Toronto's Kawhi Leonard, left, moves against Golden State's Andre Iguodala in the NBA FinalsToronto's Kawhi Leonard, left, moves against Golden State's Andre Iguodala in the NBA Finals (AFP Photo/EZRA SHAW)
Toronto (Canada) (AFP) - Defending champion Golden State and the Toronto Raptors are battling for supremacy in the NBA Finals, but both teams could lose superstar talent in upcoming free agency for next season.
Toronto's Kawhi Leonard and Marc Gasol and Golden State's injured Kevin Durant as well as Klay Thompson and DeMarcus Cousins are among those expected to be highly prized free agents on the market next month for the 2019-20 campaign.
Players can agree on contract terms for next season starting in July and begin signing new deals on July 6.
Durant, Leonard and Gasol have contract options allowing them to opt out of deals and become free agents after the NBA Finals, as do such stars as Boston's Kyrie Irving and Philadelphia's Jimmy Butler.
Thompson and Cousins become free agents once the Warriors' season is over and their deals conclude.
The Raptors made a trade deal last year for Leonard with San Antonio knowing they were guaranteed only one season with Leonard in Toronto. Their move for Gasol with Memphis at the trade deadline was for a top defender to help the title chase but one who could leave afterwards.
Raptors president Masai Ujiri, who is from Nigeria, says regardless of how the finals turn out, the trust built over the journey will be critical in Toronto's chances of persuading Leonard to stay.
"We're going to be us," Ujiri said. "Kawhi Leonard is a superstar and we're going to treat him like a superstar, but we're also going to do all the natural things I think will help us get to that level to convince Kawhi that this is the place for him.
"The future conversations I've had with Kawhi are about the Golden State Warriors and that's his mindset, what's at hand right now, what's the job right now.

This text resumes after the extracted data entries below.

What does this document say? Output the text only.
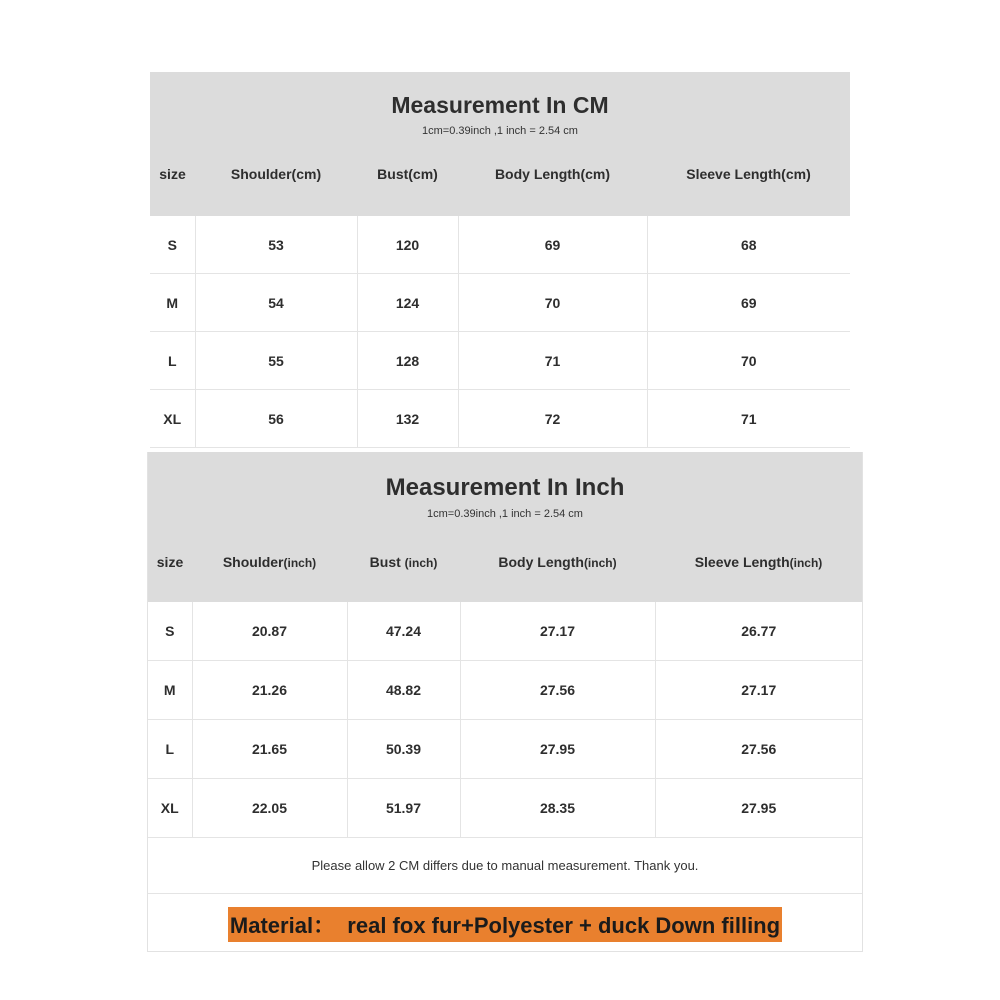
Measurement In CM
1cm=0.39inch ,1 inch = 2.54 cm
size	Shoulder(cm)	Bust(cm)	Body Length(cm)	Sleeve Length(cm)
S	53	120	69	68
M	54	124	70	69
L	55	128	71	70
XL	56	132	72	71
Measurement In Inch
1cm=0.39inch ,1 inch = 2.54 cm
size	Shoulder(inch)	Bust (inch)	Body Length(inch)	Sleeve Length(inch)
S	20.87	47.24	27.17	26.77
M	21.26	48.82	27.56	27.17
L	21.65	50.39	27.95	27.56
XL	22.05	51.97	28.35	27.95
Please allow 2 CM differs due to manual measurement. Thank you.
Material：  real fox fur+Polyester + duck Down filling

And the job right now is to beat the Golden State Warriors."
Ujiri realizes the deal must work for the club and Leonard, who has had to adjust to life in a new nation.
"When he sees with the city, the fan base, basketball, coaching, everything almost has to come together naturally," Ujiri said.
"You hope to build that trust. We know there are two tough moments in sports, trading a player and when a player leaves in free agency. We all have to prepare ourselves for everything. I think we've built this trust in a way that whatever it is, we would have prepared ourselves."
Some Raptors fans were excited at a report Leonard bought property in Toronto but he said Sunday that it wasn't true.
There's a lot of money available and plenty of possibilities.
LeBron James would love to lure talent to the Los Angeles Lakers and both Thompson and Leonard are from Los Angeles.
Reports and speculation link Durant to the New York Knicks or Los Angeles Clippers and Leonard or Durant, or both, to the Brooklyn Nets, maybe with Irving.
- 'Nothing is guaranteed' -
Clippers coach Doc Rivers incurred a $50,000 fine from the NBA for comparing Leonard to retired Chicago Bulls icon Michael Jordan.
"I don't really think my legacy is going to ever reach the potential of Michael Jordan," Leonard said. "I just want to play and let people remember I played hard at both ends of the floor, I was a winner, and that's basically it."
The Knicks can be the big spenders in free agency with nearly $73 million available while the Clippers have nearly $60 million and the Nets about $54 million.
The Warriors can offer Thompson a five-year deal for $190 million, better terms than rivals, but that hasn't stopped Thompson from fielding questions about his legacy.
"I just try to enjoy the journey," he said. "You wish to have no end in sight, but everything that's great always comes to an end. So whether that's tomorrow or four years from now, you never know.
"That's the beauty of life. You just got to go out and enjoy every minute with the group of guys you got, because in professional sports nothing is ever guaranteed."